NO DRAMA From back left, Simon Stang, Bhav Grewal, Jared Ramsay, Megan Hawryluk and Alex McDonald, front right, Rei Panopio, Kaitlyn McCallum, and Kierra Payne, seven of the ten students who competed at the Canadian Improv Games in Edmonton are proud of their second place win. Not pictured: Branden Martell, Corie Groome, Myles Dykes. KASSIDY CHRISTENSEN LLS PHOTO

After bringing home second place at the Nosebowl, 10 Lloydminster Comprehensive High School (LCHS) drama students from Grades 10 through 12 competed at the 40th Annual Canadian Improv Games (CIG) in Edmonton Feb. 17 and 19, and brought home a second silver medal.
Attending CIG for a fifth year, LCHS drama teacher Simon Stang said second place is the best finish yet, and the experience itself was one of the best yet.
“The kids really enjoyed it, they made a lot of new friends, (and) the other teams that we interacted with talked very highly of our team and how positive they were and how supportive they were.
“Overall, I actually told the students this is some of the most fun I’ve had going on these trips,” Stang said.
Ten students took to the stage at the Citadel Theatre in Edmonton and included Grade 12 students Bhav Grewal, Alex McDonald, Megan Hawryluk, Jared Ramsay, Rei Panopio, Myles Dykes, Grade 11 students Branden Martell, Kierra Payne, and Grade 10 students Corie Groome, and Kaitlyn McCallum.
The troupe was put together in November 2016, and practised two to four hours peek week leading up to the February tournaments.
“Plus we did some full all-day workshops with trainers from Edmonton,” said Stang, who added it was a long process, but all worth it in the end.
Stang said he was proud of the group and personally had a really good time.
“I didn’t have to worry about drama between the students, I didn’t have to worry about their minds being off topic and not focusing on why they were there. It allowed me to just sit back and enjoy the show,” he said.
Stang added he thinks that’s why they placed as well as they did, the team focused on the right things.
“They were focusing on having fun, performing, doing a good show, they weren’t worried about finishing first, they weren’t worried about being better than anybody else. They were just worried about putting on a good show and having fun.
“That’s when you’re going to have the most success in improv,“Stang said.
Competing against 20 other Alberta schools in the regional tournament, and trying to generate enough laughs and points for a spot at nationals, LCHS made it to the final five, facing off against Lindsay Thurber Comprehensive High School from Red Deer, Westwood Community High School from Fort McMurray, and Lord Beaverbrook High School from Calgary.
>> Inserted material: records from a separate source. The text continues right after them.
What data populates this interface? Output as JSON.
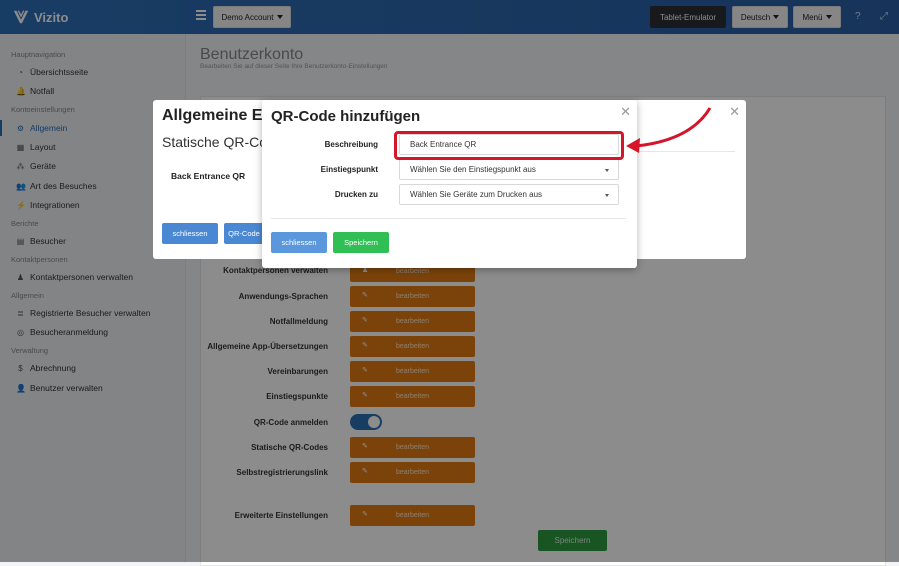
{
  "brand": "Vizito",
  "topbar": {
    "account": "Demo Account",
    "tablet": "Tablet-Emulator",
    "language": "Deutsch",
    "menu": "Menü"
  },
  "sidebar": {
    "sections": [
      {
        "title": "Hauptnavigation",
        "items": [
          {
            "label": "Übersichtsseite",
            "icon": "dashboard-icon"
          },
          {
            "label": "Notfall",
            "icon": "bell-icon"
          }
        ]
      },
      {
        "title": "Kontoeinstellungen",
        "items": [
          {
            "label": "Allgemein",
            "icon": "gear-icon"
          },
          {
            "label": "Layout",
            "icon": "layout-icon"
          },
          {
            "label": "Geräte",
            "icon": "devices-icon"
          },
          {
            "label": "Art des Besuches",
            "icon": "users-icon"
          },
          {
            "label": "Integrationen",
            "icon": "plug-icon"
          }
        ]
      },
      {
        "title": "Berichte",
        "items": [
          {
            "label": "Besucher",
            "icon": "report-icon"
          }
        ]
      },
      {
        "title": "Kontaktpersonen",
        "items": [
          {
            "label": "Kontaktpersonen verwalten",
            "icon": "person-icon"
          }
        ]
      },
      {
        "title": "Allgemein",
        "items": [
          {
            "label": "Registrierte Besucher verwalten",
            "icon": "list-icon"
          },
          {
            "label": "Besucheranmeldung",
            "icon": "target-icon"
          }
        ]
      },
      {
        "title": "Verwaltung",
        "items": [
          {
            "label": "Abrechnung",
            "icon": "dollar-icon"
          },
          {
            "label": "Benutzer verwalten",
            "icon": "user-plus-icon"
          }
        ]
      }
    ]
  },
  "page": {
    "title": "Benutzerkonto",
    "subtitle": "Bearbeiten Sie auf dieser Seite Ihre Benutzerkonto-Einstellungen"
  },
  "settings_rows": [
    {
      "label": "Kontaktpersonen verwalten",
      "button": "bearbeiten"
    },
    {
      "label": "Anwendungs-Sprachen",
      "button": "bearbeiten"
    },
    {
      "label": "Notfallmeldung",
      "button": "bearbeiten"
    },
    {
      "label": "Allgemeine App-Übersetzungen",
      "button": "bearbeiten"
    },
    {
      "label": "Vereinbarungen",
      "button": "bearbeiten"
    },
    {
      "label": "Einstiegspunkte",
      "button": "bearbeiten"
    },
    {
      "label": "QR-Code anmelden",
      "toggle": true
    },
    {
      "label": "Statische QR-Codes",
      "button": "bearbeiten"
    },
    {
      "label": "Selbstregistrierungslink",
      "button": "bearbeiten"
    },
    {
      "label": "Erweiterte Einstellungen",
      "button": "bearbeiten"
    }
  ],
  "main_save": "Speichern",
  "back_modal": {
    "title": "Allgemeine Eins",
    "subtitle": "Statische QR-Code",
    "qr_label": "Back Entrance QR",
    "close_btn": "schliessen",
    "qr_btn": "QR-Code"
  },
  "modal": {
    "title": "QR-Code hinzufügen",
    "fields": {
      "description_label": "Beschreibung",
      "description_value": "Back Entrance QR",
      "entry_label": "Einstiegspunkt",
      "entry_value": "Wählen Sie den Einstiegspunkt aus",
      "print_label": "Drucken zu",
      "print_value": "Wählen Sie Geräte zum Drucken aus"
    },
    "close_btn": "schliessen",
    "save_btn": "Speichern"
  },
  "annotation_color": "#d4152a"
}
In the end, it was Edmonton’s W.P. Wagner High School that took home the gold and a spot at the Canadian Improv Games National Tournament & Festival at the National Arts Centre in Ottawa April 19 to 22.
“We were very close but unfortunately we didn’t quite get there. This is the best finish we’ve ever had, I think the best we’ve ever finished before is like sixth, so this was a nice step up,” Stang said.
Hoping the kids had fun at the tournament, Stang said he also hopes his team understood how powerful teamwork can be and how far it can take them.
With six Grade 12 students participating, and this being “their last kick at it (high school improv),” Stang said, some of them came off stage in tears and were hugging me and hugging each other and hugging the other teams.
“It was pretty cool, I was kind of a proud parent in that moment,” he said.
Jared Ramsay, one of the six Grade 12 students, was witness to the hard work put in by students prior to CIG for two years, and finally was able to experience it himself in his final high school year.
“Finally this year I got to experience it and it was draining, it was a lot of time put into it, but it definitely paid off with finally getting to perform on the stage (in) Edmonton and just the environment just really seemed (like) a lot of fun,” Ramsay said.
“(If) we were performing a scene and if there was a moment the scene kind of lulled, (I tried to) bring some energy to bring everyone up,” he said.
Stang said the interaction between teams and developing friendships was really heartwarming, and is something he’s always wanted to get out of the experience.
“It’s kind of hard when you are that outsider coming in to kind of encourage them (the students) to get out of their comfort zone and make new friends. This year it just felt like I didn’t have to do that, my kids were so warm and welcoming, and it obviously paid off,” Stang said.
“They weren’t worried about points or winning, they were just worried about having a good time … And all of a sudden came with it (was) a really high finish and some really great scenes that they performed,” he said.